Improvement of DBSCAN Algorithm Based on K-Dist Graph for Adaptive Determining Parameters

Abstract

For the shortcomings of an unstable clustering effect and low accuracy caused by the manual setting of the two parameters Eps and MinPts of the DBSCAN (density-based spatial clustering of applications with noise) algorithm, this paper proposes an adaptive determination method for DBSCAN algorithm parameters based on the K-dist graph, noted as X-DBSCAN. The algorithm uses the least squares polynomial curve fitting method to fit the curve in the K-dist graph to generate a list of candidate Eps parameters and uses the mathematical expectation method and noise reduction threshold to generate the corresponding MinPts parameter list.

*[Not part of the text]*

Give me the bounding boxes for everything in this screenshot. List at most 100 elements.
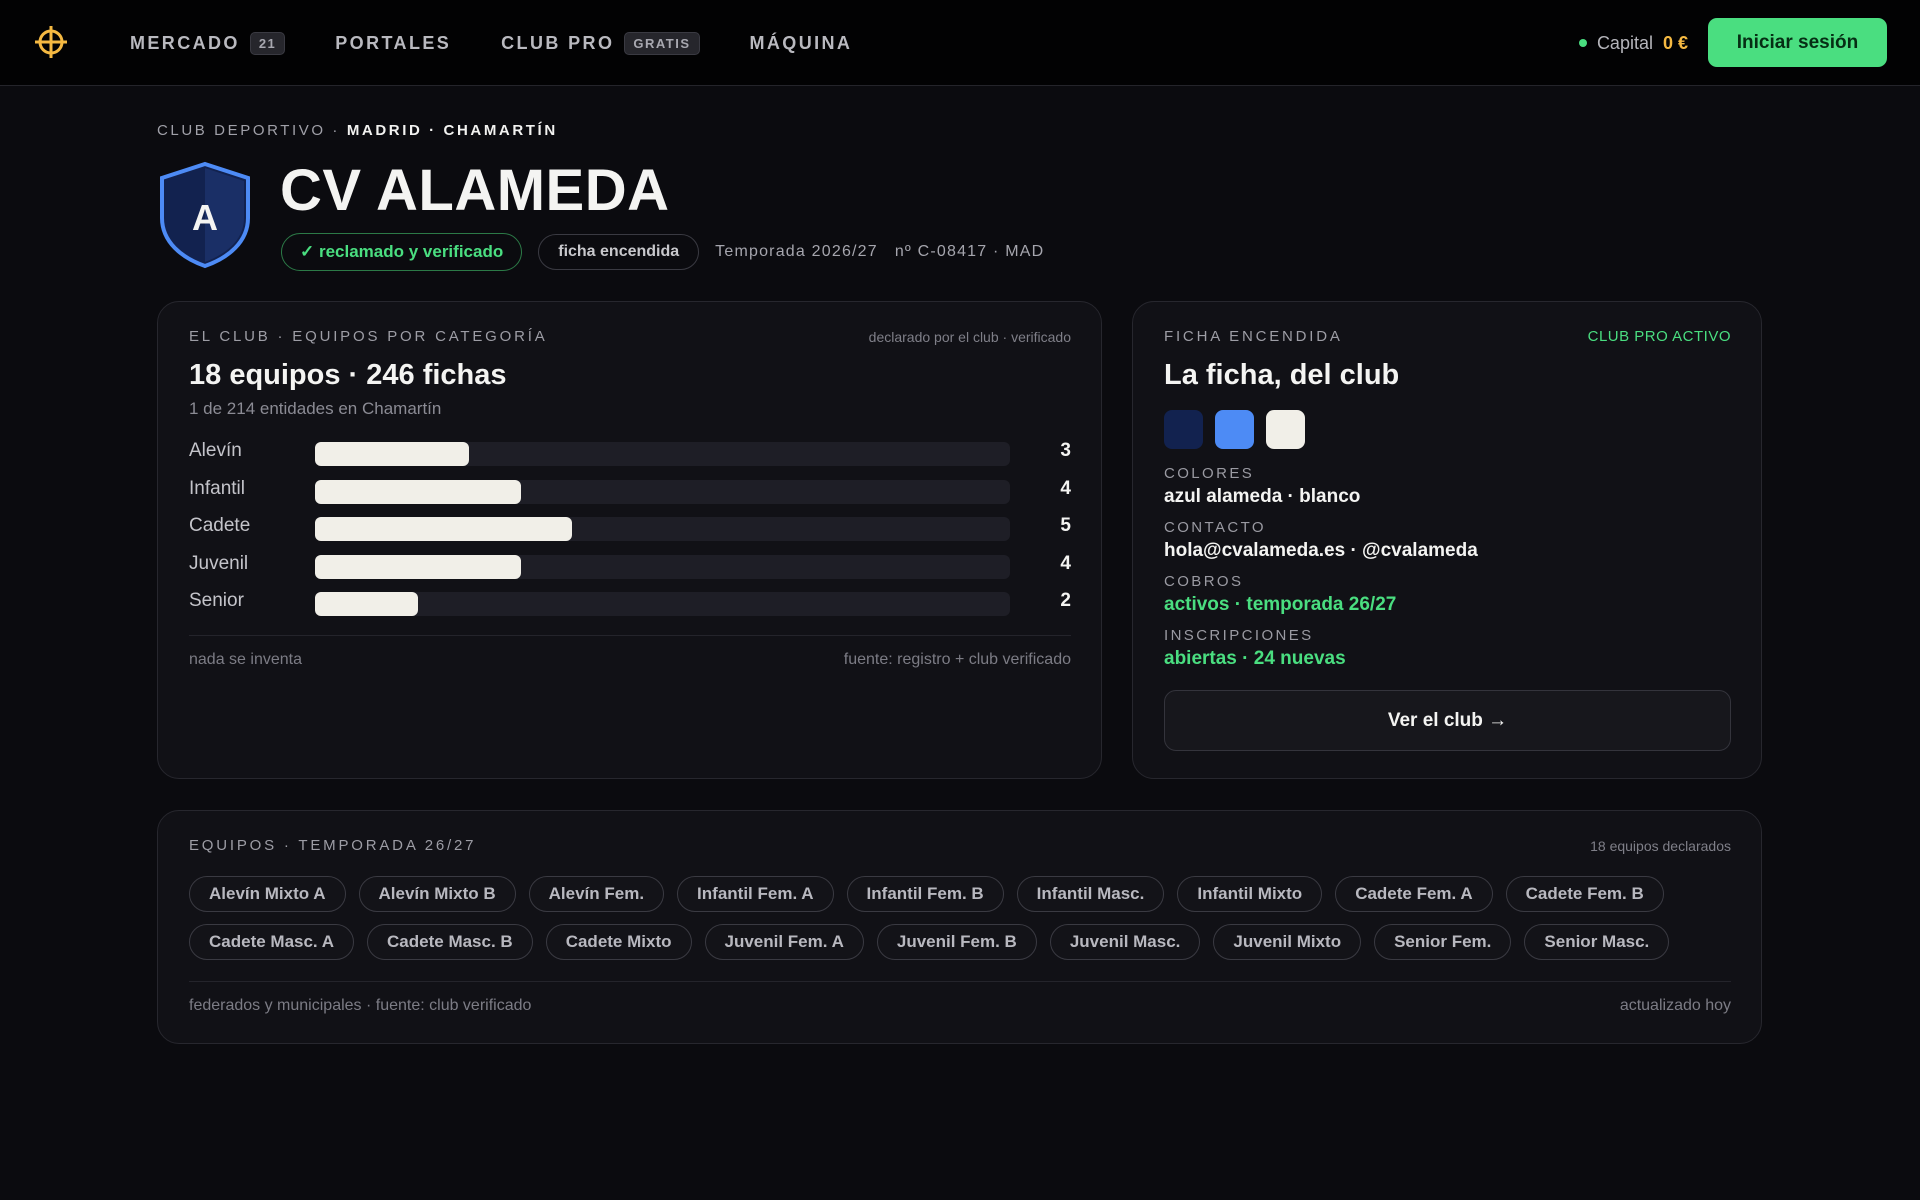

According to the clustering results of each group of parameters in the Eps and MinPts parameter lists, a stable range of cluster number changes is found, and the MinPts and Eps corresponding to the maximum K value in the stable range are selected as the optimal algorithm parameters. The optimality of this parameter was verified using silhouette coefficients. A variety of experiments were designed from multiple angles on the artificial dataset and the UCI real dataset. The experimental results show that the clustering accuracy of X-DBSCAN was 21.83% and 15.52% higher than that of DBSCAN on the artificial and real datasets, respectively. The X-DBSCAN algorithm was also superior to other algorithms through comprehensive evaluation and analysis of various clustering indicators. In addition, experiments on four synthetic Gaussian datasets of different dimensions showed that the average clustering indices of the proposed algorithm were above 0.999. The X-DBSCAN algorithm can select parameters adaptively in combination with the characteristics of the dataset; the clustering effect is better, and clustering process automation is realized.